I ended 2021 with a hike at Wood Lake Nature Center. The 150-acre nature preserve is in a suburb just outside of Minneapolis. An outdoor gem nestled in an otherwise populated area. The center hosted a New Year’s Eve hike, illuminated by lanterns that lined a path through the trees and across Wood Lake.
I drove there in holiday traffic on icy roads. I imagined some folks were headed out for a festive meal or to a party. My mind was on a potential owl sighting and an invigorating walk. When I got into my car, the outside temperature was 14 degrees, but by the time I arrived it had dropped to nine. I wasn’t concerned; I was in the mood for some cold, fresh air.
I stepped onto a well-lit path and began my hike. There were a lot of people – families and couples – taking advantage of the unique event. I heard someone who had just finished the loop mention they had heard an owl.

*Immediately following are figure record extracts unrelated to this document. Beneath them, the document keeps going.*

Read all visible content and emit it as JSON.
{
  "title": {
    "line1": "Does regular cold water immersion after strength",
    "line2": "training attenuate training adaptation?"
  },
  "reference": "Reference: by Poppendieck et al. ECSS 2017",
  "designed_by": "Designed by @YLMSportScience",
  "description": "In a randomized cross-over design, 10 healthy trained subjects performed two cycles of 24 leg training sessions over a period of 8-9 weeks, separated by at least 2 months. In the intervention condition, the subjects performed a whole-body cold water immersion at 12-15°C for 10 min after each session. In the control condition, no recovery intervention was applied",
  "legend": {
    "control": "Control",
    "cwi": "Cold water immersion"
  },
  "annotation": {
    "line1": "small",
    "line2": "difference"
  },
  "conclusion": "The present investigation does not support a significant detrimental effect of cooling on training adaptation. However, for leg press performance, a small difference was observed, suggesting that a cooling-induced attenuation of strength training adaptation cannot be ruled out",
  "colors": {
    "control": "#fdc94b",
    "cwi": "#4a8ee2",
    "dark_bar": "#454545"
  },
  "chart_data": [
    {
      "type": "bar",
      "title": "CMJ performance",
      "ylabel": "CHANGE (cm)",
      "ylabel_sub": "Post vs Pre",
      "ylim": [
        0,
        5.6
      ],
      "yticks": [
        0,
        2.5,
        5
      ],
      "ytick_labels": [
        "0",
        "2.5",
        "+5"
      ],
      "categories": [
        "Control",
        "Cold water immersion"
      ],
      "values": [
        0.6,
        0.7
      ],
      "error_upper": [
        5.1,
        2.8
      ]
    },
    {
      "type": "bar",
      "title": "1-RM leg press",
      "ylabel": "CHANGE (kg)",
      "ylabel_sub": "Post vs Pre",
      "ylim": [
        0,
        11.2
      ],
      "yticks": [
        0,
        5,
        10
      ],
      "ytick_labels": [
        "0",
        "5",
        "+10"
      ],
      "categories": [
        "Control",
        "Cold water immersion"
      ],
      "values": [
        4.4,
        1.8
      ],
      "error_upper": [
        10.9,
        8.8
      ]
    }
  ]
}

The trail began in the trees, tall hardwoods that creaked in a breeze. When the woods opened, I crossed a bridge and the wind picked up. I found myself on a boardwalk that was hugged on both sides by tall grasses and a snow-covered lake. Creak, creak, creak. The trees gave voice to the cold winter night. I peered through the dark at the wetland areas and wondered what life made a home in the area. I made a mental note to return in spring to check it out.
Such a gift, this piece of city-nature. It’s like somebody punched a hole in the buildings and left a void where water pooled and trees grew. I love that about my Minnesota cities: so many green spaces.
About halfway through the hike, there was a bonfire. Merciful heat. My fingers had gotten cold from a brief removal of mittens. I’ve learned that once my hands or feet get cold outside, it is hard to regain heat. I stood by the fire until I was sufficiently warm again.
The second half of the hike was much like the first. Trees. Snow. Wind. In all, I spent half an hour on the trail. There was an additional trail that led across the lake. Lanterns lighting a path across the ice. I decided not to cross the lake; The wind was cold. While I love winter, a brisk breeze is a game-changer for me. I hung out with the trees instead.
Another bonfire was situated at the end of the trail. That and a table offering hot chocolate. The fire did good work of warming me on the outside, the hot drink took care of the inside. While the hike was rather short, I didn’t mind. It was just long enough to feel invigorated but short enough to avoid getting too cold. I enjoyed it immensely.
I didn’t hear an owl, let alone see one. But I did enjoy the crunch of snow beneath boots, the switch of snow pants, creaking trees, and the friendly chatter of people enjoying the illuminated path on the eve of a new year. While I don’t know what 2022 will bring, I hope it is full of opportunity. Critter sightings. Woodland adventures. More nature hikes. I’m looking forward to more green spaces in the city (or, white, depending upon the season). I’m hoping to go north a lot, as well. Dense woods. Lakes. Wetlands. Life.
Welcome to another year of enjoying nature!